Por exemplo, o criador de uma cena assiste à evolução de uma sequência de cenas que se faz a partir da sua, ou cruzando sua cena, procurando captar conflitos, tensões, cadeias associativas entre as cenas, e administra essa evolução negociando alterações ou o fortalecimento de algumas percepções juntamente com os outros criadores, e eventualmente alterando sua própria cena ou filmando novas. Assim vão-se dirigindo as narrativas ou cadeias associativas cruzadas. Pode acontecer de revelar-se um sentido geral num universo de cenas, imprevisto, ressaltando uma sensibilidade e uma representação peculiar presente em todas as cenas ou na maior parte delas. Os participantes podem se aperceber disso e incentivar a evolução desse sentido central, do universo que compuseram sem perceber, e assim podem dialogar com a revelação de si próprios, dos universos que expressam com suas criações artísticas, passando a gerenciá-los lucidamente. Portanto os exercícios de direção podem ser feitos com a atenção dirigida somente às sequências relacionadas às cenas do próprio criador, ou intercedendo num universo maior que a rede de sequências suscita.

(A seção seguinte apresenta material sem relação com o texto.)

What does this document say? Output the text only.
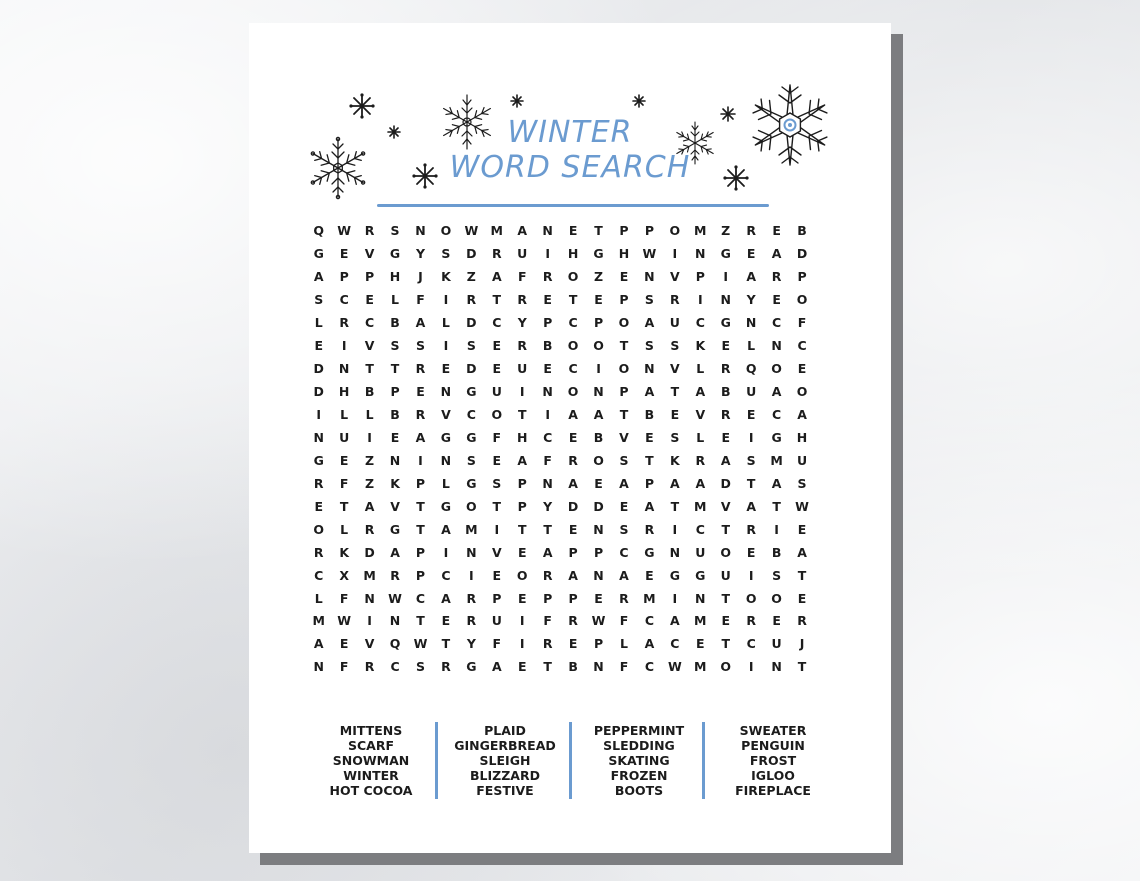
WINTER
WORD SEARCH
Q	W	R	S	N	O	W M	A	N	E	T	P	P	O	M	Z	R	E	B
G	E	V	G	Y	S	D	R	U	I	H	G	H	W	I	N	G	E	A	D
A	P	P	H	J	K	Z	A	F	R	O	Z	E	N	V	P	I	A	R	P
S	C	E	L	F	I	R	T	R	E	T	E	P	S	R	I	N	Y	E	O
L	R	C	B	A	L	D	C	Y	P	C	P	O	A	U	C	G	N	C	F
E	I	V	S	S	I	S	E	R	B	O	O	T	S	S	K	E	L	N	C
D	N	T	T	R	E	D	E	U	E	C	I	O	N	V	L	R	Q	O	E
D	H	B	P	E	N	G	U	I	N	O	N	P	A	T	A	B	U	A	O
I	L	L	B	R	V	C	O	T	I	A	A	T	B	E	V	R	E	C	A
N	U	I	E	A	G	G	F	H	C	E	B	V	E	S	L	E	I	G	H
G	E	Z	N	I	N	S	E	A	F	R	O	S	T	K	R	A	S	M	U
R	F	Z	K	P	L	G	S	P	N	A	E	A	P	A	A	D	T	A	S
E	T	A	V	T	G	O	T	P	Y	D	D	E	A	T	M	V	A	T	W
O	L	R	G	T	A	M	I	T	T	E	N	S	R	I	C	T	R	I	E
R	K	D	A	P	I	N	V	E	A	P	P	C	G	N	U	O	E	B	A
C	X	M	R	P	C	I	E	O	R	A	N	A	E	G	G	U	I	S	T
L	F	N	W	C	A	R	P	E	P	P	E	R	M	I	N	T	O	O	E
M W	I	N	T	E	R	U	I	F	R	W	F	C	A	M	E	R	E	R
A	E	V	Q	W	T	Y	F	I	R	E	P	L	A	C	E	T	C	U	J
N	F	R	C	S	R	G	A	E	T	B	N	F	C	W M	O	I	N	T
MITTENS
SCARF
SNOWMAN
WINTER
HOT COCOA
PLAID
GINGERBREAD
SLEIGH
BLIZZARD
FESTIVE
PEPPERMINT
SLEDDING
SKATING
FROZEN
BOOTS
SWEATER
PENGUIN
FROST
IGLOO
FIREPLACE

Essa direção compartilhada provavelmente obedecerá ao princípio de topologia observado por Lévy (1993, p.24). Na rede hipermidiática as associações são formadas por relações de proximidade (não necessariamente temporais ou espaciais, também por proximidades conceituais por exemplo). Os diretores da criação audiovisual multilinear cuidarão mais intensivamente das sequências próximas às suas cenas, expandindo-as para universos maiores à medida que as significações desses novos universos vão tocando as
significações emanadas de suas cenas. Lévy diz que a rede não está no espaço, ela é o espaço (ou seja, todos os elementos da rede devem se organizar considerando a estrutura espacial existente, o espaço se modifica baseando-se em sua própria estrutura, não existe o “fora do espaço”). Da mesma forma, os diretores coletivos não estão fora do espaço (pois não há outro espaço), eles se organizam alheios ao espaço, portanto, por relações de proximidade.
Diante de narrativas multilineares, alguns participantes podem negociar intensamente construções de enredos focados numa sequência única de cenas, governando os sentidos dessa sequência, ou a qualquer momento podem se interessar por um outro caminho que deriva dessa sequência e passar a negociar com outros grupos. Dessa maneira vão formando-se comunidades específicas dentro da comunidade do projeto, com afinidades mais bem trabalhadas para formar enredos específicos, mais fortemente coesos.